I had a chat with Evan Hubinger a few weeks ago where we were speculating on how our evaluations of grant applications would compare. (I generally don’t evaluate grant applications, but Evan does.) We have very different views on what-matters-most in alignment, and agreed that our rankings would probably differ a lot. But we think we’d probably mostly agree on the binary cutoff—i.e. which applications are good enough to get funding at all. That’s because at the moment, money is abundant enough that it makes sense to invest in projects based on views which I think are probably wrong but at least have some plausible model under which they could be valuable. If there’s a project where Evan would assign it high value, and Evan’s model is itself a model-which-I-think-is-probably-wrong-but-still-plausible, then that’s enough to merit a grant. (It’s a hits-based grantmaking model.) Likewise, I’d expect Evan to view things-I’d-consider-high-value in a similar way.
Assuming that speculation is correct, the main grants which would not be funded are those which (as far as the grant evaluator can tell) don’t have any plausible model under which they’d be valuable. Thus the importance of building your own understanding of the whole high-level problem and answering the Hamming Questions: if you can do that, then you have a model under which your research will be valuable, and all that’s left is to communicate that model and your plan.
Now back to your perspective. You’re already hanging around and commenting on LessWrong, so right out the gate I have a somewhat-higher-than-default prior that you can evaluate the “some model under which the research is valuable” criterion. You’re likely to already have the concepts of Bottom Line and Trying to Try and so forth (even if you haven’t read those exact posts); you probably already have some intuition for the difference between a plan designed to actually-do-the-thing, versus a plan designed to look-like-it’s-doing-the-thing or to look-like-it’s-trying-to-do-the-thing. That doesn’t mean you already have enough of a model of the alignment/agency problems or a promising thread to tackle them, but hopefully you can at least tell if and when you do have those things.

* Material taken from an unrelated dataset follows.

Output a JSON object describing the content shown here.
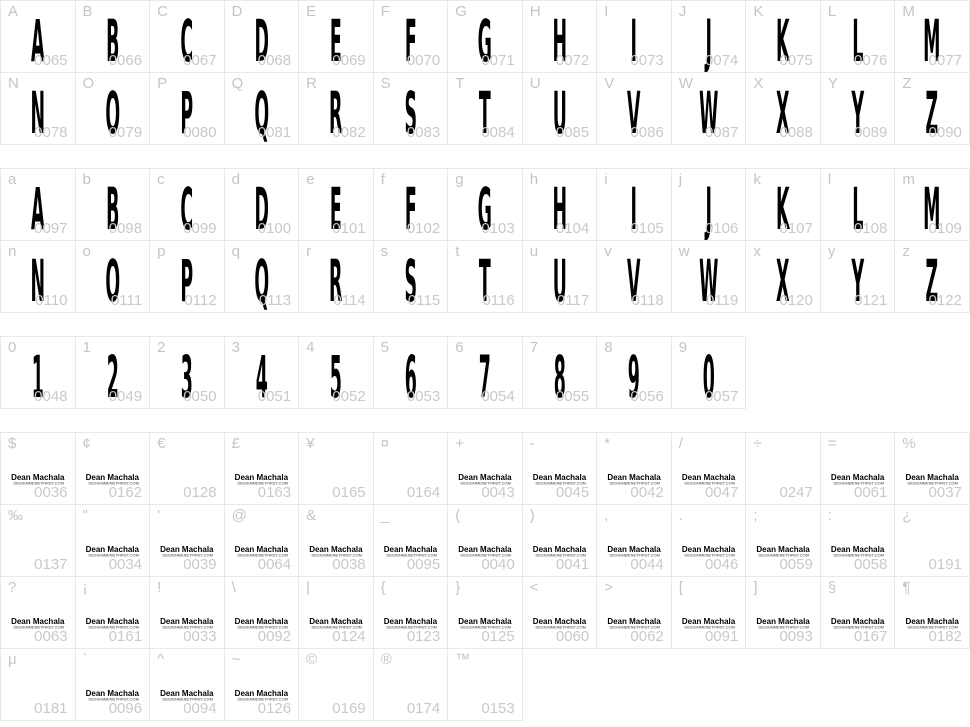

Based on your comment, I’m more motivated to just sit down and (actually) try to solve AI Safety for X weeks, write up my results and do an application. What is your 95% confidence interval for what X needs to be to reduce the odds of a false negative (i.e. my grant gets rejected but shouldn’t have been) to a single digit?
I’m thinking of doing maybe 8 weeks. Maybe more if I can fall back on research engineering so that I haven’t wasted my time completely.
My main modification to that plan would be “writing up your process is more important than writing up your results”; I think that makes a false negative much less likely.
8 weeks seems like it’s on the short end to do anything at all, especially considering that there will be some ramp-up time. A lot of that will just be making your background frames/approach more legible. I guess viability depends on exactly what you want to test:
If your goal is write up your background models and strategy well enough to see if grantmakers want to fund your work based on them, 8 weeks is probably sufficient
If your goal is to see whether you have any large insights or make any significant progress, that usually happens for me on a timescale of ~3 months
It sounds like you want to do something closer to the latter, so 12-16 weeks is probably more appropriate?